El ciclo de la experiencia se inicia cuando el organismo, estando en reposo, siente emerger

en sí alguna necesidad; el sujeto toma conciencia de ella e identifica en su espacio algún elemento

u objeto que la satisface, vale decir, que dicho elemento se convierte en figura, destacando sobre

los demás que son el fondo. Acto seguido, el organismo moviliza sus energías para alcanzar el

objeto deseado hasta que entra en contacto con él, satisface la necesidad y vuelve a entrar en

reposo nuevamente.

En el esquema clásico del ciclo se identifican seis etapas sucesivas: 1) Reposo; 2)

Sensación; 3) Darse cuenta o formación de figura; 4) Energetización; 5) Acción ; y 6) Contacto.

En el reposo o retraimiento el sujeto ya ha resuelto una Gestalt o necesidad anterior, y se

encuentra en un estado de equilibrio, sin ninguna necesidad apremiante. Su extremo patológico

puede ser el autismo.

En la sensación el sujeto es sacado de su reposo porque siente "algo" difuso, que todavía

no puede definir.
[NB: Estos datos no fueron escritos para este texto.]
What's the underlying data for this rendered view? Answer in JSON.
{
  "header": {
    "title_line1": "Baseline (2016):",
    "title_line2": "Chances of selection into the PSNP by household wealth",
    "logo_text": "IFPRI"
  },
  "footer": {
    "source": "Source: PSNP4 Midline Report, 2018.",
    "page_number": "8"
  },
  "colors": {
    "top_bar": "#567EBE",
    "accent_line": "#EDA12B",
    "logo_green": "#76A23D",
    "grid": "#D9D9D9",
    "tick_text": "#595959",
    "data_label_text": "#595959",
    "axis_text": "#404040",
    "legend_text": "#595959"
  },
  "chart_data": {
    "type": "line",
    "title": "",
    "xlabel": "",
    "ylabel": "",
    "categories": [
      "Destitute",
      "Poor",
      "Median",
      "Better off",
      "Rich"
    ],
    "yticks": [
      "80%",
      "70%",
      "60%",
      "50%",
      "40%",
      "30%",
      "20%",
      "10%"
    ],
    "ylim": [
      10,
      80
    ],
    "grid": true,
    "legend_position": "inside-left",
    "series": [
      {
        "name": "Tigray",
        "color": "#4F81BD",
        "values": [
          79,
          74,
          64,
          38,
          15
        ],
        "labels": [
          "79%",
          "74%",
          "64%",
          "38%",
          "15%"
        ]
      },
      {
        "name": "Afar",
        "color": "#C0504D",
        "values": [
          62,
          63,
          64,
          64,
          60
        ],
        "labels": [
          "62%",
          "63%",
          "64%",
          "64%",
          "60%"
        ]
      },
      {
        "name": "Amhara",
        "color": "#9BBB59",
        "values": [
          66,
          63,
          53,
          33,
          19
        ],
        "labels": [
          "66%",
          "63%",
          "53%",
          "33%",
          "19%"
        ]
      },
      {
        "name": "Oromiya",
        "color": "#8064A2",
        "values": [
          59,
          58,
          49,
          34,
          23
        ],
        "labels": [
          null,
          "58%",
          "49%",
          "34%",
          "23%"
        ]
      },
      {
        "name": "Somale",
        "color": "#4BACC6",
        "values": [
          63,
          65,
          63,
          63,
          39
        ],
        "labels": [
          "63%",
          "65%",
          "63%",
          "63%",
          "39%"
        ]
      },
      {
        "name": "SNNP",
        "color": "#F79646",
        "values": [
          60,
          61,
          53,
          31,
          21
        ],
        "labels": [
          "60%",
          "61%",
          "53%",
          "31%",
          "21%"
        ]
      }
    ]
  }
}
Como por ejemplo, puede sentir movimientos peristálticos o sonidos en su

estómago, o sino cierta intranquilidad.

En el darse cuenta, la sensación se identifica como una necesidad específica (en los

ejemplos anteriores, como hambre o como preocupación, respectivamente) y se identifica también

aquello que la satisface: se delimita cierta porción de la realidad que adquiere un sentido vital muy

importante para el sujeto, es decir, se forma una figura.

En la fase de energetización el sujeto reúne la fuerza o concentración necesaria para llevar

a cabo lo que la necesidad le demanda.

En la acción, fase más importante de todo el ciclo, el individuo moviliza su cuerpo para

satisfacer su necesidad, concentra su energía en sus músculos y huesos y se encamina

activamente al logro de lo desea.

En la etapa final, el contacto, se produce la conjunción del sujeto con el objeto de la

necesidad; y, en consecuencia, se satisface la misma. La etapa culmina cuando el sujeto se siente

satisfecho, puede despedirse de este ciclo y comenzar otro. Así ad infinitum.

Entre los diversos eslabones que conforman el ciclo se pueden formar o autointerrupciones,

dando lugar a diversos tipos de patologías. Allí también actúan los mecanismos de defensa.

En términos generales, se puede decir que el ciclo de la experiencia, dado en un contaxto

específico y significativo, constituye en sí misma una Gestalt. Un ciclo interrumpido es una Gestalt

inconclusa; un ente que parasitará al organismo consumiendo su energía hasta verse satisfecho.

LOS ESTRATOS DEL YO

De acuerdo a Fritz Perls, en el Yo de todo ser humano existen seis capas que recubren, a

manera de una cebolla, al Ser auténtico de las personas. Estas capas o estratos del Self, como

también se les conoce, son las siguientes: 1) E. Falso; 2) E. del como sí; 3)E. Fóbico; 4) E.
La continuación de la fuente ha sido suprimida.